Sub-pixel timing adjustment capability is a common requirement in video processing equipment which is synchronized, or genlocked, to a video plant timing reference, such as "black burst." Offsets, generated either by analog or digital delay lines, are typically used to compensate for varying cable lengths which distribute the video signal throughout the video plant. The routing distances, and therefore the time delay of the video signal, vary throughout the video plant, but must be time aligned when recombined. Sub-pixel timing adjustment satisfies this timing requirement.

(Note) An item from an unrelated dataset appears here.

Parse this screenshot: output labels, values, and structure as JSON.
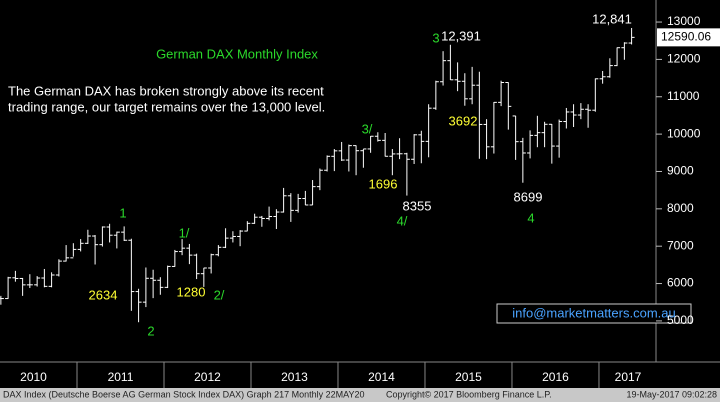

Integral pixel timing adjustments typically are used to compensate for delay introduced by digital video processing equipment, which introduce delays in multiples of a digital video clock period, present in other video plant channels.

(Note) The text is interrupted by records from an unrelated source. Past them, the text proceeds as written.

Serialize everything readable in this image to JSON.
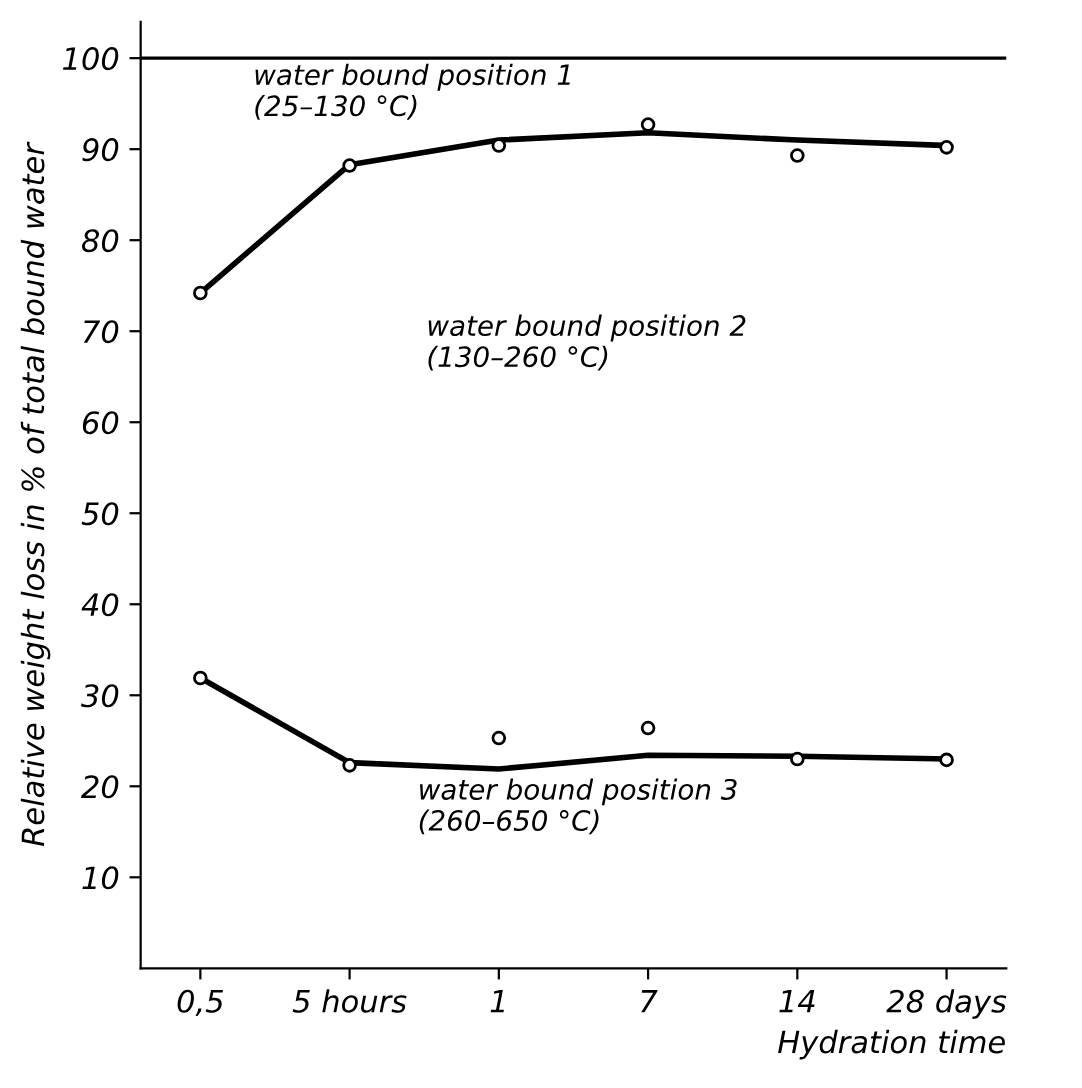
{
  "chart_data": {
    "type": "scatter",
    "ylabel": "Relative weight loss in % of total bound water",
    "xlabel": "Hydration time",
    "categories": [
      "0,5",
      "5 hours",
      "1",
      "7",
      "14",
      "28 days"
    ],
    "ylim": [
      0,
      104
    ],
    "yticks": [
      10,
      20,
      30,
      40,
      50,
      60,
      70,
      80,
      90,
      100
    ],
    "series": [
      {
        "color": "#000000",
        "marker": "circle",
        "values": [
          74.2,
          88.2,
          90.4,
          92.7,
          89.3,
          90.2
        ]
      },
      {
        "color": "#000000",
        "marker": "circle",
        "values": [
          31.9,
          22.3,
          25.3,
          26.4,
          23.0,
          22.9
        ]
      },
      {
        "type": "line",
        "color": "#000000",
        "values": [
          74.2,
          88.3,
          91.0,
          91.8,
          91.0,
          90.4
        ]
      },
      {
        "type": "line",
        "color": "#000000",
        "values": [
          31.9,
          22.6,
          21.9,
          23.4,
          23.3,
          23.0
        ]
      }
    ],
    "ref_lines": [
      {
        "axis": "y",
        "value": 100,
        "color": "#000000"
      }
    ],
    "annotations": [
      "water bound position 1\n(25–130 °C)",
      "water bound position 2\n(130–260 °C)",
      "water bound position 3\n(260–650 °C)"
    ],
    "grid": false,
    "legend": false
  }
}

The current state of the art for sub-pixel digital video waveform timing offsets is to use a number of "D" flip-flop registers to pipeline the digital video signal, where a series of cascaded clocks feed these registers. The cascaded clocks are buffered by some type of voltage or current controllable analog delay element. The controlling voltage or current originates from a digital to analog converter (DAC), allowing the delay to be digitally controlled. Numerous methods for implementing the delay are commercially available including those that use a triggered ramp/comparator type of vernier such as the Analog Devices AD9500, that use variable delay logic gates such as the Brooktree Bt622, and that use voltage variable capacitors (varactors) as the programmable delay element such as variable group delay, buffered, LC filter chains. Because of intrinsic propagation delays and setup/hold requirements in the registers and clock verniers, all of these methods require a minimum of two stages, and typically three stages, to implement sub-pixel delay which overlaps a full clock period. Because of the overlapping, monotonicity in crossing clock period boundaries and continuity in interacting with the integer pixel timing offset block requires at a minimum extensive calibration, and may be impossible to achieve. In addition these clock buffers, because of their analog nature, add jitter to the clock. This jitter increases in intensity with each additional pipeline stage. Clock jitter ultimately causes added distortion and noise in the digital to analog conversion process.
What is desired is a composite video timing adjustment method which is more precise than these prior methods and uses only a single, non-delayed master clock.